Selon l'expert, «on va de plus en plus discuter avec Google (ou Bing). On va quitter progressivement le modèle historique «je fais une recherche, Google m'envoie des résultats, je clique et consulte des sites». On va faire des allers-retours, ou voir bien plus de résultats avant de finir sur un site, car on aura précisé et affiné notre recherche.»
Comment vont évoluer ces services?
Ils seront plus personnalisés, plus précis, mais permettront aussi davantage d'interactions. Sundar Pichai, directeur de Google, interrogé par le site spécialisé Wired, aime apparemment beaucoup le mot «multimodal» pour dire que Gemini a été nourri par du texte, des images, des sons et du code. Et que ce n'est qu'un début. «C'est ainsi que fonctionne l'esprit humain, on est constamment à la recherche de choses et on a un réel désir de se connecter au monde que l'on voit», affirme Sundar Pichai. «C'est pourquoi nous avons créé Google Lens [pour la recherche visuelle]. Avec Gemini, qui est «nativement multimodal, vous pouvez insérer des images et commencer à lui poser des questions.

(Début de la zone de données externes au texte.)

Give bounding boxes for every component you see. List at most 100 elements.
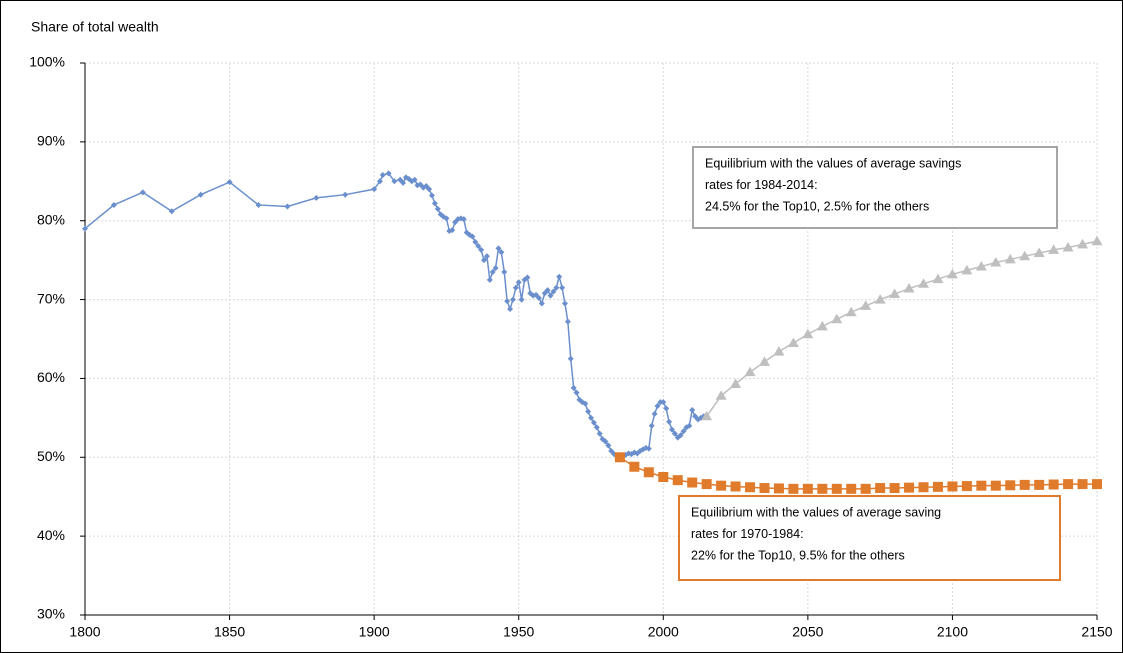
marker xyxy=(946,268,958,279)
marker xyxy=(605,442,612,449)
marker xyxy=(831,313,843,324)
marker xyxy=(460,216,467,223)
marker xyxy=(573,389,580,396)
marker xyxy=(802,483,813,494)
marker xyxy=(1063,479,1074,490)
marker xyxy=(379,171,386,178)
marker xyxy=(483,253,490,260)
marker xyxy=(648,422,655,429)
marker xyxy=(788,483,799,494)
marker xyxy=(582,400,589,407)
x-tick-label: 2150 xyxy=(1081,624,1112,640)
marker xyxy=(692,413,699,420)
marker xyxy=(874,294,886,304)
marker xyxy=(588,414,594,421)
marker xyxy=(602,438,609,445)
marker xyxy=(469,233,476,240)
marker xyxy=(501,268,508,275)
marker xyxy=(846,483,857,494)
marker xyxy=(567,355,574,362)
marker xyxy=(1005,480,1016,491)
marker xyxy=(918,278,930,288)
marker xyxy=(787,337,799,347)
marker xyxy=(903,283,915,293)
marker xyxy=(660,399,667,406)
marker xyxy=(596,430,603,437)
marker xyxy=(478,246,485,253)
x-tick-label: 2100 xyxy=(937,624,968,640)
marker xyxy=(533,291,540,298)
marker xyxy=(544,287,551,294)
annotation-text: 24.5% for the Top10, 2.5% for the others xyxy=(705,199,929,213)
marker xyxy=(672,475,683,486)
x-tick-label: 1900 xyxy=(359,624,390,640)
marker xyxy=(556,273,563,280)
y-tick-label: 30% xyxy=(37,606,65,622)
marker xyxy=(889,483,900,494)
marker xyxy=(1077,238,1089,249)
marker xyxy=(1034,479,1045,490)
marker xyxy=(701,479,712,490)
marker xyxy=(472,239,479,246)
y-tick-label: 60% xyxy=(37,369,65,385)
annotation-text: Equilibrium with the values of average s… xyxy=(691,505,941,519)
marker xyxy=(773,483,784,494)
marker xyxy=(918,482,929,493)
marker xyxy=(643,467,654,478)
marker xyxy=(561,300,568,307)
marker xyxy=(570,384,577,391)
marker xyxy=(411,176,418,183)
marker xyxy=(197,191,204,198)
x-tick-label: 1850 xyxy=(214,624,245,640)
marker xyxy=(860,300,872,310)
marker xyxy=(593,424,600,431)
y-axis-label: Share of total wealth xyxy=(31,19,159,35)
marker xyxy=(428,192,435,199)
marker xyxy=(802,328,814,339)
marker xyxy=(1077,479,1088,490)
marker xyxy=(817,483,828,494)
marker xyxy=(518,296,525,303)
series-line xyxy=(706,240,1098,417)
marker xyxy=(860,483,871,494)
marker xyxy=(716,480,727,491)
marker xyxy=(668,426,675,433)
marker xyxy=(1019,250,1031,261)
marker xyxy=(677,432,684,439)
annotation-text: rates for 1970-1984: xyxy=(691,527,804,541)
marker xyxy=(434,205,441,212)
marker xyxy=(507,306,514,313)
marker xyxy=(426,186,433,193)
marker xyxy=(431,200,438,207)
marker xyxy=(284,203,291,210)
marker xyxy=(385,170,392,177)
marker xyxy=(564,318,571,325)
marker xyxy=(313,194,320,201)
marker xyxy=(1091,235,1103,246)
marker xyxy=(990,480,1001,491)
marker xyxy=(666,418,673,425)
marker xyxy=(512,284,519,291)
marker xyxy=(629,461,640,472)
marker xyxy=(452,219,459,226)
marker xyxy=(492,265,499,272)
marker xyxy=(773,346,785,356)
marker xyxy=(975,260,987,271)
marker xyxy=(515,279,522,286)
marker xyxy=(443,215,450,222)
x-tick-label: 2050 xyxy=(792,624,823,640)
marker xyxy=(400,179,407,186)
marker xyxy=(663,405,670,412)
marker xyxy=(932,273,944,284)
marker xyxy=(961,264,973,275)
marker xyxy=(1019,479,1030,490)
x-tick-label: 2000 xyxy=(648,624,679,640)
marker xyxy=(1033,247,1045,258)
marker xyxy=(745,482,756,493)
marker xyxy=(990,257,1002,267)
marker xyxy=(495,245,502,252)
marker xyxy=(1004,253,1016,264)
marker xyxy=(550,288,557,295)
marker xyxy=(397,176,404,183)
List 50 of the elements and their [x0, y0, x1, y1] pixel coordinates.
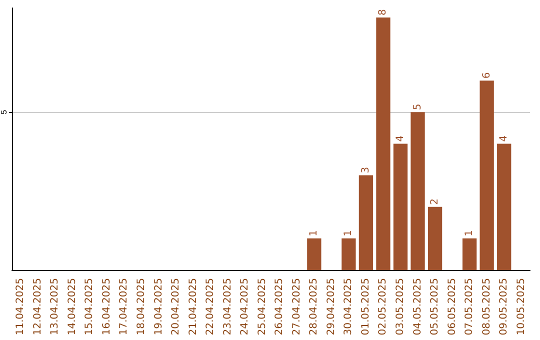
x-tick-label: 30.04.2025 [343, 278, 354, 336]
bar [358, 175, 374, 270]
x-tick-label: 21.04.2025 [188, 278, 199, 336]
x-tick-label: 25.04.2025 [256, 278, 268, 336]
x-tick-label: 07.05.2025 [464, 278, 476, 336]
x-tick-label: 01.05.2025 [360, 278, 372, 336]
x-tick-label: 19.04.2025 [153, 278, 164, 336]
x-tick-label: 22.04.2025 [205, 278, 216, 336]
data-label: 8 [378, 9, 389, 16]
x-tick-label: 24.04.2025 [240, 278, 251, 336]
x-tick-label: 17.04.2025 [118, 278, 130, 336]
x-tick-label: 18.04.2025 [136, 278, 147, 336]
bar [480, 80, 494, 270]
data-label: 3 [360, 166, 372, 174]
bar [462, 238, 477, 270]
x-tick-label: 23.04.2025 [222, 278, 234, 336]
x-tick-label: 16.04.2025 [101, 278, 112, 336]
x-tick-label: 14.04.2025 [66, 278, 78, 336]
bar [307, 238, 322, 270]
x-tick-label: 02.05.2025 [378, 278, 389, 336]
bar [393, 144, 408, 270]
x-tick-label: 28.04.2025 [308, 278, 320, 336]
x-tick-label: 09.05.2025 [498, 278, 510, 336]
data-label: 1 [343, 230, 354, 236]
x-tick-label: 03.05.2025 [395, 278, 406, 336]
data-label: 5 [412, 104, 424, 110]
data-label: 4 [395, 135, 406, 142]
x-tick-label: 05.05.2025 [430, 278, 441, 336]
x-tick-label: 26.04.2025 [274, 278, 286, 336]
x-tick-label: 04.05.2025 [412, 278, 424, 336]
bar [428, 206, 442, 270]
bar [497, 144, 512, 270]
x-tick-label: 08.05.2025 [481, 278, 492, 336]
data-label: 4 [498, 135, 510, 142]
data-label: 2 [430, 198, 441, 205]
x-tick-label: 29.04.2025 [326, 278, 337, 336]
x-tick-label: 12.04.2025 [32, 278, 44, 336]
data-label: 1 [464, 230, 476, 236]
bar [342, 238, 356, 270]
x-tick-label: 20.04.2025 [170, 278, 182, 336]
data-label: 6 [481, 72, 492, 79]
x-tick-label: 13.04.2025 [50, 278, 61, 336]
x-tick-label: 10.05.2025 [516, 278, 527, 336]
data-label: 1 [308, 230, 320, 236]
x-tick-label: 11.04.2025 [15, 278, 26, 336]
x-tick-label: 06.05.2025 [446, 278, 458, 336]
bar [410, 112, 425, 270]
x-tick-label: 27.04.2025 [291, 278, 302, 336]
bar [376, 17, 390, 270]
x-tick-label: 15.04.2025 [84, 278, 96, 336]
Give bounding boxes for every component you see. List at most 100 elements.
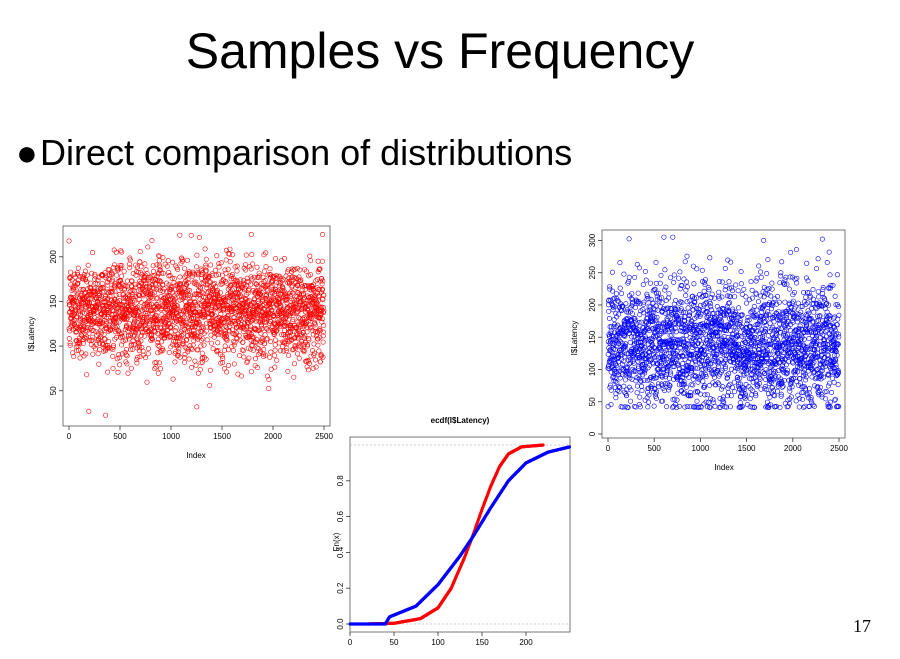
data-point [289,337,295,343]
data-point [710,372,716,378]
data-point [146,302,152,308]
data-point [80,324,86,330]
data-point [203,328,209,334]
data-point [187,293,193,299]
data-point [90,351,96,357]
data-point [238,293,244,299]
data-point [766,302,772,308]
data-point [195,347,201,353]
data-point [160,254,166,260]
data-point [175,266,181,272]
data-point [680,309,686,315]
data-point [166,269,172,275]
data-point [288,296,294,302]
data-point [285,310,291,316]
data-point [319,281,325,287]
data-point [715,358,721,364]
data-point [676,371,682,377]
data-point [208,309,214,315]
data-point [199,298,205,304]
data-point [199,359,205,365]
data-point [767,394,773,400]
data-point [262,292,268,298]
data-point [745,314,751,320]
data-point [116,319,122,325]
data-point [692,333,698,339]
data-point [715,380,721,386]
data-point [273,328,279,334]
data-point [672,359,678,365]
data-point [760,289,766,295]
data-point [693,373,699,379]
data-point [139,329,145,335]
data-point [694,295,700,301]
data-point [67,342,73,348]
data-point [102,336,108,342]
data-point [642,368,648,374]
data-point [85,262,91,268]
data-point [169,275,175,281]
data-point [272,337,278,343]
data-point [711,295,717,301]
data-point [74,348,80,354]
data-point [139,345,145,351]
data-point [119,263,125,269]
data-point [73,323,79,329]
data-point [268,366,274,372]
data-point [289,269,295,275]
data-point [106,277,112,283]
data-point [674,405,680,411]
data-point [753,291,759,297]
data-point [246,333,252,339]
data-point [92,280,98,286]
data-point [72,271,78,277]
data-point [689,360,695,366]
data-point [609,333,615,339]
data-point [228,276,234,282]
data-point [158,279,164,285]
data-point [263,352,269,358]
data-point [189,365,195,371]
data-point [653,317,659,323]
data-point [660,306,666,312]
data-point [295,335,301,341]
data-point [150,337,156,343]
data-point [138,338,144,344]
data-point [704,305,710,311]
data-point [291,311,297,317]
data-point [126,300,132,306]
data-point [266,377,272,383]
data-point [172,295,178,301]
data-point [85,325,91,331]
data-point [751,359,757,365]
data-point [119,273,125,279]
data-point [134,360,140,366]
data-point [77,317,83,323]
data-point [201,325,207,331]
data-point [111,342,117,348]
data-point [71,353,77,359]
data-point [169,308,175,314]
data-point [172,359,178,365]
data-point [110,264,116,270]
data-point [271,328,277,334]
data-point [708,301,714,307]
x-axis-ticks: 0 50 100 150 200 [348,632,533,647]
x-tick-label: 150 [475,638,489,647]
data-point [267,305,273,311]
data-point [726,279,732,285]
data-point [253,340,259,346]
data-point [152,366,158,372]
data-point [694,266,700,272]
data-point [736,333,742,339]
data-point [762,318,768,324]
data-point [626,370,632,376]
data-point [722,265,728,271]
data-point [304,343,310,349]
data-point [723,356,729,362]
data-point [320,329,326,335]
data-point [185,279,191,285]
data-point [176,341,182,347]
data-point [174,343,180,349]
data-point [621,383,627,389]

C'est cet aperçu de l'avenir qui fait toute la différence», ajoute le directeur de Google.
«Les publicités nous permettent de proposer des produits à un plus grand nombre de personnes» SUNDAR PICHAI, DIRECTEUR DE GOOGLE
Y aura-t-il encore des services gratuits?
Microsoft (avec son assistant Copilot au sein de sa suite bureautique Microsoft 365), Google avec la version Advanced de Gemini et OpenAI avec l'abonnement Plus proposent désormais tous des versions payantes de leurs services d'IA. Avec un prix comparable, autour des 20 dollars. «Les publicités nous permettent de proposer des produits à un plus grand nombre de personnes, mais dans certains cas, les abonnements permettront aux gens d'avoir une expérience différente», affirme Sundar Pichai. Des services basiques gratuits pour tous et des services premium pour les utilisateurs exigeants, c'est la nouvelle norme. Car il faut bien, que ces sociétés qui dépensent des milliards dans les puces pour faire tourner l'IA, tentent de rentabiliser ces investissements.